/colophon

How this site is made, and with what tools, and which technologies I am supporting

What is a colophon?

A colophon has its roots in book publishing, specifically it is a brief statement containing information about the publication of a book such as an "imprint". They are traditionally printed at the end of books.

On a website there is no "end of the book" so it exists as a single page, or often as a section in the footer of the website.

Indieweb has a definition, specific to web:

A colophon is a useful place to share the principles that govern your website. For instance, if you do not track users, or if you have taken specific precautions to protect privacy, you can list these principles on your colophon.

― Indieweb

Technology

The website you are looking at is a static website built with a Ruby based static site generator called Middleman. would forward data to some data broker. I do use some Google Fonts and have downloaded those fonts and serve them myself. I host this website on Digital Ocean (referral link), running a Caddy web server. To manage the website source code I use Git, and specifically I store my Git repositories on a self-hosted instance of Forgejo on my tailnet.

Images are served through an imageproxy service that allows me to serve images at different sizes and optimize them for the web. They are cached in a Digital Ocean Spaces object store.

To edit my website source code I use neovim. When I want to do programming work I use a Jetbrains IDE; specifically PHPStorm, RubyMine, GoLand, and WebStorm.

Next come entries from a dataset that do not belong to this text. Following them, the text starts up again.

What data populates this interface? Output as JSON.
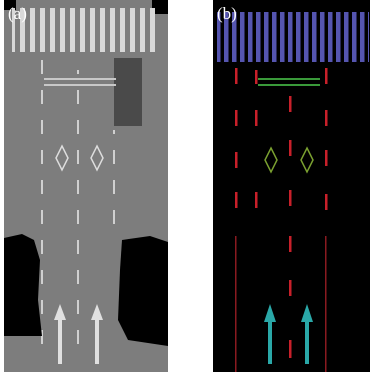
{
  "panels": [
    {
      "label": "(a)"
    },
    {
      "label": "(b)"
    }
  ]
}
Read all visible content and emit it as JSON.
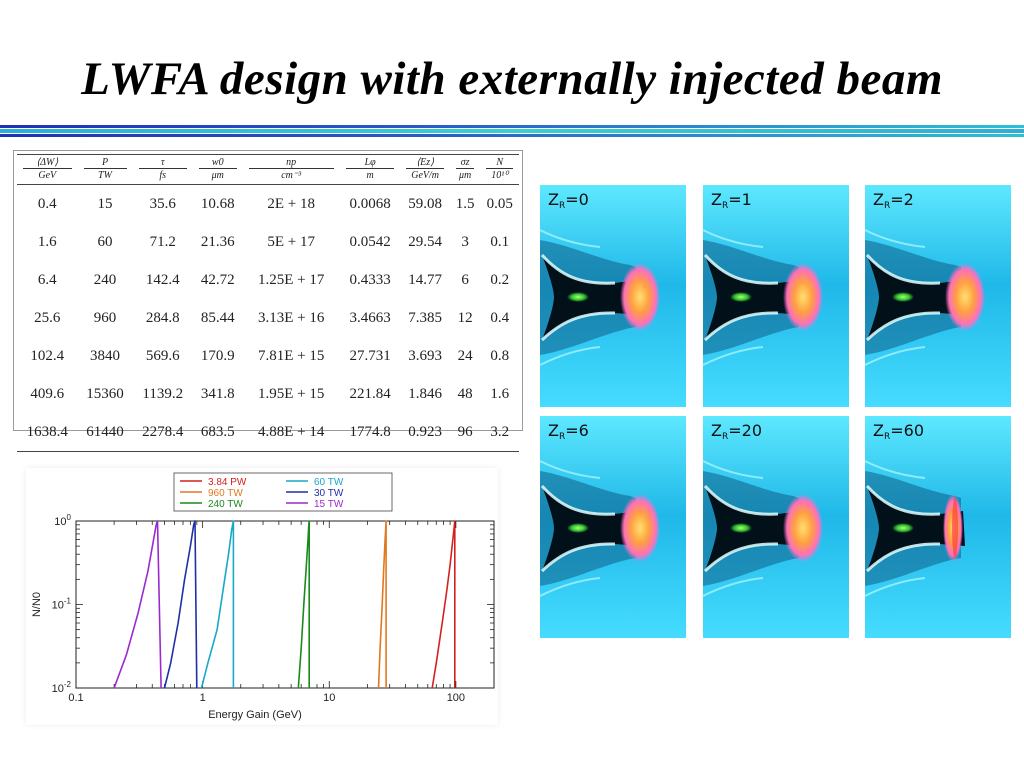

List of tools and services.

Privacy

I do not use Google Analytics or any other analytics collecting on this website.
I do collect web server access logs.

Approach

You are your own worst critic. Designing your own site can be frustrating. I have redesigned and rebuilt this website a dozen times or more over 20 years. That is part of the fun, to be honest.

As I have gotten older, wiser even, more patient, I am learning to live in the chaos and accept the messiness, the gross CSS I have written, the unfinished ideas, have baked pages. I have stopped trying to "design" my website, outside a very minimal set of typography rules and foundations, a set of colors, and spacing rules.

The overall approach can be summed up as one of subtraction. I try to not add any more than necessary. In fact, I would rather try to remove elements until things work simply.

This iteration of the website has survived the longest. That may be because it has been the easiest to mutate and evolve, due to the overall website structure and architecture. Or it could be I am simply more patient.